Identification of Myalgic Encephalomyelitis/Chronic Fatigue Syndrome-associated DNA methylation patterns.
Trivedi, Malav S, Oltra, Elisa, Sarria, Leonor et al. · PloS one · 2018 · DOI
Quick Summary
Researchers studied chemical tags on DNA (called methylation) in people with ME/CFS compared to healthy people. While the overall amount of these tags was similar between groups, they found specific locations on thousands of genes where the tags differed. Many of these differences were in genes involved in immune system function, which aligns with what doctors already know about ME/CFS affecting immunity.
Why It Matters
This is the first comprehensive genome-wide epigenetic study of ME/CFS using advanced microarray technology, providing evidence that immune dysregulation in ME/CFS may have an epigenetic basis. If validated in larger cohorts, these methylation patterns could potentially serve as objective diagnostic biomarkers, addressing a critical unmet need in ME/CFS clinical practice.
Observed Findings
Global DNA methylation levels were similar between ME/CFS cases and healthy controls
17,296 differentially methylated CpG sites identified across 6,368 genes in ME/CFS cases
307 differentially methylated promoter regions detected in ME/CFS cases
Differentially methylated genes involved in immune-related and cell-signaling pathways
Findings validated in two geographically distant cohorts using pyrosequencing
Inferred Conclusions
Epigenetic dysregulation at specific CpG sites may contribute to ME/CFS pathobiology
Immune system dysfunction in ME/CFS may involve altered DNA methylation patterns
Methylation biomarkers could potentially be developed for diagnostic purposes with further validation
Epigenetic changes may help explain the dysregulation of immune function documented in previous ME/CFS research
Remaining Questions
Do these methylation patterns appear before ME/CFS develops, or only after illness onset?

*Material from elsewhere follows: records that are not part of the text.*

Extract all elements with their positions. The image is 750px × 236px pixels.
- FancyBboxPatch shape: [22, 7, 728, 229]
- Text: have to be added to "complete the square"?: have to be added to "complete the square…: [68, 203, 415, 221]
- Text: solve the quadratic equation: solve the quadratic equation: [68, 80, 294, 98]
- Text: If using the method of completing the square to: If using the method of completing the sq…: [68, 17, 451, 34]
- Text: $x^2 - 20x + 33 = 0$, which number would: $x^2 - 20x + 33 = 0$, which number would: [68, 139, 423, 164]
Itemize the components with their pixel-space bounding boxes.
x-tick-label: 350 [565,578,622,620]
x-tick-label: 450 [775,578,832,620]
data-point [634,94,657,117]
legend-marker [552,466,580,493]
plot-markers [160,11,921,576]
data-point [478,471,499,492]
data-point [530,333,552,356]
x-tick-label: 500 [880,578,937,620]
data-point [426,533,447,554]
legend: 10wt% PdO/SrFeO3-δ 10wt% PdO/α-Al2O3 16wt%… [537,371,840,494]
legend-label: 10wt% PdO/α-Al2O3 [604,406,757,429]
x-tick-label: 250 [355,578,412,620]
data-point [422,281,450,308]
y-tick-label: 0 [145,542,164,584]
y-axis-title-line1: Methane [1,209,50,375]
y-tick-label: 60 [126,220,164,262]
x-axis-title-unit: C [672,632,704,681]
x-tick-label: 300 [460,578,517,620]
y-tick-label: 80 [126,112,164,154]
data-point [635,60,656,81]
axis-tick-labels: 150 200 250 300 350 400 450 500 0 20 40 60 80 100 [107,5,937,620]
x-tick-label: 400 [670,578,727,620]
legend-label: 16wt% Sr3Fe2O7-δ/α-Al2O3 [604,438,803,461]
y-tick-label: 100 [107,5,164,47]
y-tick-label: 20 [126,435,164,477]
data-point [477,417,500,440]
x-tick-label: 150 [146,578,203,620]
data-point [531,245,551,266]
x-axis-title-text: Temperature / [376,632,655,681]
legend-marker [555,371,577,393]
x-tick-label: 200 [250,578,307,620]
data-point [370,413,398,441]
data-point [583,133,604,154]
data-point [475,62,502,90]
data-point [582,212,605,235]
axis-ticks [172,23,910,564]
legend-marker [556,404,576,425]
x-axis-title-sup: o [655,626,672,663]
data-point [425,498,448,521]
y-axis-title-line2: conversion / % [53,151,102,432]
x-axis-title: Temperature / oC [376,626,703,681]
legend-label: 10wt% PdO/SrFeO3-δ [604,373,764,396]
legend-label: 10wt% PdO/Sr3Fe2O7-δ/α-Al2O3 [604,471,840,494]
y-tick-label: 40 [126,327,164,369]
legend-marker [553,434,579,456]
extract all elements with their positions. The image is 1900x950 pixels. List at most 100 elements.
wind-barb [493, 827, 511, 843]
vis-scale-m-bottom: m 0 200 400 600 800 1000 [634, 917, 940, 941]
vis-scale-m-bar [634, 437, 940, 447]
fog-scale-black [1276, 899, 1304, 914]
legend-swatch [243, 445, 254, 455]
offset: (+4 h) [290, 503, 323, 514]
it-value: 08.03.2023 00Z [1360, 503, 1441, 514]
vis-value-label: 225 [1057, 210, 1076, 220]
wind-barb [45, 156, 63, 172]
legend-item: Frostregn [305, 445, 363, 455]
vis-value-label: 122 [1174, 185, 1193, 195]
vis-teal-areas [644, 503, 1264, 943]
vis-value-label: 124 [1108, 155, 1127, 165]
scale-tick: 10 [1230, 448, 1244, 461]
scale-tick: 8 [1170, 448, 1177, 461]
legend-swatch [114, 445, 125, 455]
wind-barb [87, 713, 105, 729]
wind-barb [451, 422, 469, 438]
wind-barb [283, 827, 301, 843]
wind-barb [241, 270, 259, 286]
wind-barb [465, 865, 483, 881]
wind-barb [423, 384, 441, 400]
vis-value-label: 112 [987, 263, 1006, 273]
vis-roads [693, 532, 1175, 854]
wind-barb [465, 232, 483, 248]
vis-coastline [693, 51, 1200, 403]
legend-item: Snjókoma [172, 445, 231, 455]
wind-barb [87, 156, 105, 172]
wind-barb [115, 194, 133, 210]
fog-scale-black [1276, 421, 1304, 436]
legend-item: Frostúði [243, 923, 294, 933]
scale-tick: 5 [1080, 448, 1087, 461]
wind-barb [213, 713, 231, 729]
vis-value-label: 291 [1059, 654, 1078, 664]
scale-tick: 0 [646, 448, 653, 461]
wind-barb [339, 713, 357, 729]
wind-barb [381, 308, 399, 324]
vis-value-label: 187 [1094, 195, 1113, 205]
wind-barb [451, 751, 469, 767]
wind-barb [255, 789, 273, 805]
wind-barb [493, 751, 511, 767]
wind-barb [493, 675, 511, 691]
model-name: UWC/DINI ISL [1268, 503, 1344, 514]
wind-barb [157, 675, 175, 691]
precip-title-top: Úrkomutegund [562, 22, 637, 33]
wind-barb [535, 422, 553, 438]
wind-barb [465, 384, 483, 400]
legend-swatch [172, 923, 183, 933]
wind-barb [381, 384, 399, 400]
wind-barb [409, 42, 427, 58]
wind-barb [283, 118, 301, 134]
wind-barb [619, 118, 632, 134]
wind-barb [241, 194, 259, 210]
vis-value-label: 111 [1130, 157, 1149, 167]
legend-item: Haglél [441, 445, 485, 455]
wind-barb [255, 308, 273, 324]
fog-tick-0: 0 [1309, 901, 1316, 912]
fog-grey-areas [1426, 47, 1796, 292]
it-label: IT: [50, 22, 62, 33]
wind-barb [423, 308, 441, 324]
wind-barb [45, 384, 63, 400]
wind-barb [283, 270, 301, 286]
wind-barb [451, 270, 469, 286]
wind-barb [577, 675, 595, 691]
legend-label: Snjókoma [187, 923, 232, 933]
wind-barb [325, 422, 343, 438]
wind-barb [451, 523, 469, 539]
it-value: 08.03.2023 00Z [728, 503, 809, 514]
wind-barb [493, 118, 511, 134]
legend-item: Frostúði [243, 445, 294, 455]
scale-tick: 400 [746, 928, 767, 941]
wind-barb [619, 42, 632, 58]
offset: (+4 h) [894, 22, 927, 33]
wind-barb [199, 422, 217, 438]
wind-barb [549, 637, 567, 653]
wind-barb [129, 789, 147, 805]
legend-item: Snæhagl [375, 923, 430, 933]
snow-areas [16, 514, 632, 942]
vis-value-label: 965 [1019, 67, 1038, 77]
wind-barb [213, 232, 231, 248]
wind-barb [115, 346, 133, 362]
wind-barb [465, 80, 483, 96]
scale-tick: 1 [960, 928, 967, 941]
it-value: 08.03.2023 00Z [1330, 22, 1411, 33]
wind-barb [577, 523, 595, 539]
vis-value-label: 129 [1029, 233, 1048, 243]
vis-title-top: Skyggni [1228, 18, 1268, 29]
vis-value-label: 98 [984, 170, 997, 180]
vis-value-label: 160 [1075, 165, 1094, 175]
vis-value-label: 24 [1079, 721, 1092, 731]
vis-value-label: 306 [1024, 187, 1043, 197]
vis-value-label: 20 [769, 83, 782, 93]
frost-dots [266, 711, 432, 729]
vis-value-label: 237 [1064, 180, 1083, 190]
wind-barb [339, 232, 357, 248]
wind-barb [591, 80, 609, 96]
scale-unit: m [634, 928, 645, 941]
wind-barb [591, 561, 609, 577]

Are specific methylation signatures associated with particular ME/CFS symptom subgroups or disease severity?
What This Study Does Not Prove
This study does not prove that methylation changes cause ME/CFS—it only shows associations in a small sample. It cannot establish whether these epigenetic changes are primary drivers of disease or secondary consequences of the illness. Larger, prospective studies are needed to validate these findings and determine their clinical utility.